All stood round doing sod all. Except for those sat on their arse doing sod all." A fair enough judgment as take after take is aborted. By the 13th take, even the man up the ladder is crossing himself.The torpor conceals a yeasty mass of rage, malice, panic and, in the case of the crew's spotty dogsbody, seething testosterone.
The supervisor, an brilliant spectacle from Bill Nighy, escalates smoothly from natural excitement to glib profanity. He is frustrated at every turn by life in encyclopedic and nation in particular.
The sound man stops another take. "Aircraft," he says, scanning a vacant sky. "What do you mean aircraft?" "Like big obdurate bird from land in sky." Everyone listens. A faint thrumming can be discerned. "BA or Aer Lingus?" says the director savagely. "Lufthansa," says the sound man. The crew separate them.
And again there's the playwright who turns up uninvited. Or, as the director calls him, Banquo's sodding ghost. He is, fairly pointedly, making notes. "Don't enumerate me he's doing rewrites." "No, it's his journal for the warden arts page. About what it's like on a shoot." At this a look of gelid fright settles like, well, jelly, on the leader, the producer and the executive from the structure.
But mostly the director is frustrated by Mr McGill, an elderly extra. He is a kindly soul who, in any acting bout with a plank, would come second. In 1976 the part was played by a honest extra. Who, sadly, never worked also. This time we had the pleasure of watching Tom Courtenay trying to act badly.
There is a secret hurtle within the launch. A local yob with a stolen camcorder has infiltrated the faction and bullet his own reality show. Now he is showing this detritus to his boisterous mates. "Real community! That's yer proper fucking drama, innit?" And then, in a shattering metaphor, the TV set explodes.

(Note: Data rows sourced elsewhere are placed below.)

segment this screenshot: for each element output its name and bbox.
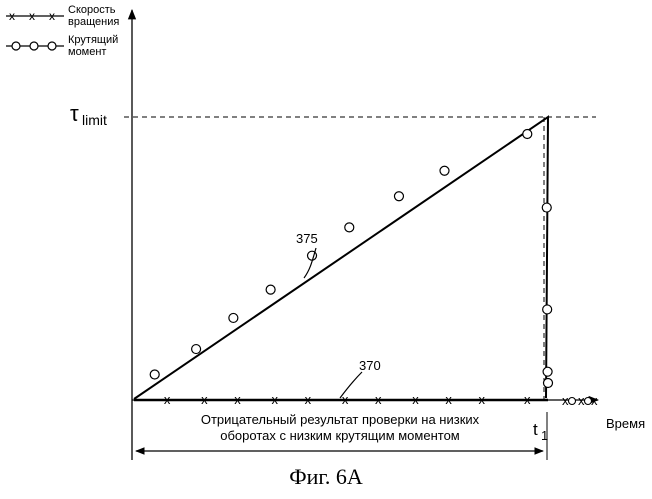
tau-symbol: τ [70,101,79,126]
legend: x x x Скорость вращения Крутящий момент [6,4,119,58]
torque-marker [544,379,553,388]
speed-marker: x [164,392,171,407]
legend-torque-label-2: момент [68,46,106,58]
ref-375: 375 [296,231,318,246]
torque-marker [229,313,238,322]
torque-marker [192,345,201,354]
speed-marker-post: x [591,393,598,408]
torque-marker [543,367,552,376]
torque-marker [150,370,159,379]
speed-marker-post: x [578,393,585,408]
speed-marker: x [305,392,312,407]
speed-marker-post: x [562,393,569,408]
figure-caption: Фиг. 6A [0,464,652,490]
speed-marker: x [524,392,531,407]
torque-marker [394,192,403,201]
legend-speed-marker: x [29,9,35,23]
torque-markers [150,129,552,387]
torque-marker [266,285,275,294]
speed-marker: x [375,392,382,407]
ref-370: 370 [359,358,381,373]
speed-marker: x [445,392,452,407]
speed-marker: x [412,392,419,407]
speed-marker: x [234,392,241,407]
speed-marker: x [479,392,486,407]
torque-marker [345,223,354,232]
torque-marker [542,203,551,212]
speed-marker: x [201,392,208,407]
legend-torque-marker [30,42,38,50]
torque-marker [543,305,552,314]
torque-marker [523,129,532,138]
legend-speed-label-1: Скорость [68,4,116,16]
t1-symbol: t [533,420,538,439]
torque-marker [440,166,449,175]
interval-text-1: Отрицательный результат проверки на низк… [201,412,480,427]
legend-speed-marker: x [49,9,55,23]
x-axis-label: Время [606,416,645,431]
legend-speed-label-2: вращения [68,16,119,28]
legend-speed-marker: x [9,9,15,23]
legend-torque-marker [48,42,56,50]
speed-marker: x [272,392,279,407]
leader-370 [340,372,362,398]
torque-marker-post [569,398,576,405]
torque-curve [134,117,548,399]
legend-torque-label-1: Крутящий [68,34,118,46]
tau-subscript: limit [82,112,107,128]
legend-torque-marker [12,42,20,50]
interval-text-2: оборотах с низким крутящим моментом [220,428,460,443]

When ITV definitely showed the play - quietly, belatedly and late at night - Jack Rosenthal was dead. If he's listening, I found it comprehensive of extraordinary things, as Howard Carter said, peering into Tutankhamen's tomb and seeing bygone glory.
In Hardy's Under the Greenwood Tree (ITV1), Fancy Day, the village schoolteacher, has three suitors. One offers the deep featherbed of domestic comfort ("You will never want for anything again"), one intellectual fever ("Education! Education!") and one looks marvelous when soaking wet. Which, oddly enough, he repeatedly is. But the most spicy jiffy is the most reticent when Fancy (Keeley Hawes) and Dick (James Murray) wordlessly wash their hands together in the same bowl.

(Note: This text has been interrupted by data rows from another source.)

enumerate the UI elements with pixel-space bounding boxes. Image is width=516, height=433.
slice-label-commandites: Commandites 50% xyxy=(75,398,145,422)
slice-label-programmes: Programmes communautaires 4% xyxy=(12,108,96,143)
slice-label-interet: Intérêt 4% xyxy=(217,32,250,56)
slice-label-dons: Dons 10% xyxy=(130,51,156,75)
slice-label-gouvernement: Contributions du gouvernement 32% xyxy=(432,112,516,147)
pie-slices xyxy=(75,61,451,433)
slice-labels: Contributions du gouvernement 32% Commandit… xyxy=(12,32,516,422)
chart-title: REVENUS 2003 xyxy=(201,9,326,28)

The village looks positively edible. The houses are the colour of a ploughman's lunch, crusty brown subsistence and white cheese, and easily froth with cow parsley. The year turns slowly like a cider press. But, even as we watch, village life is changing inexorably, like an illustration in water.
This was a late Christmas calendar, beautifully shot in Jersey with a little help from the local gallery and a lot of American money.
You seldom expected to find Pete Doherty, a pale, pretty, rumpled, mumbling babe, in The Unknown Hancock (BBC2). Doherty was entranced by a man he never saw and a long-absent time he could hardly credit. The 1950s were a seedy time of approximately dazzling dullness, of short fiber and shortages. "Stone me," as Hancock used to say, "what a memoir!" Doherty said: "I don't have if it's available to be sentimental for a time that didn't exist but I ruminate I am." He even wrote a song called Lady Don't Fall Backwards, the title of both a Hancock sketch and Joan Le Mesurier's book about their destructive thing.
Doherty and Hancock both wear that irresistible, microscopic label: gratify look after this generate. Philip Oakes, who wrote his last film, said he never met a maid who didn't want to look after Hancock. multitudinous hands were held out as he swept past on a wave of alcohol. Sid James once saw him marooned on a traffic island in Piccadilly. "He looked moderately bad. I got the car parked but accordingly he'd disappeared and I never saw him then. He didn't see me. I wish to God I had been able to catch him. Little things can change population's lives." It muscle include been kinder to run him over.
The film was bracketed with a knowing essay by JB Priestley. "Good clowns never try to be comical. They are very serious but thirsty and hopeful creatures lost in a hostile world."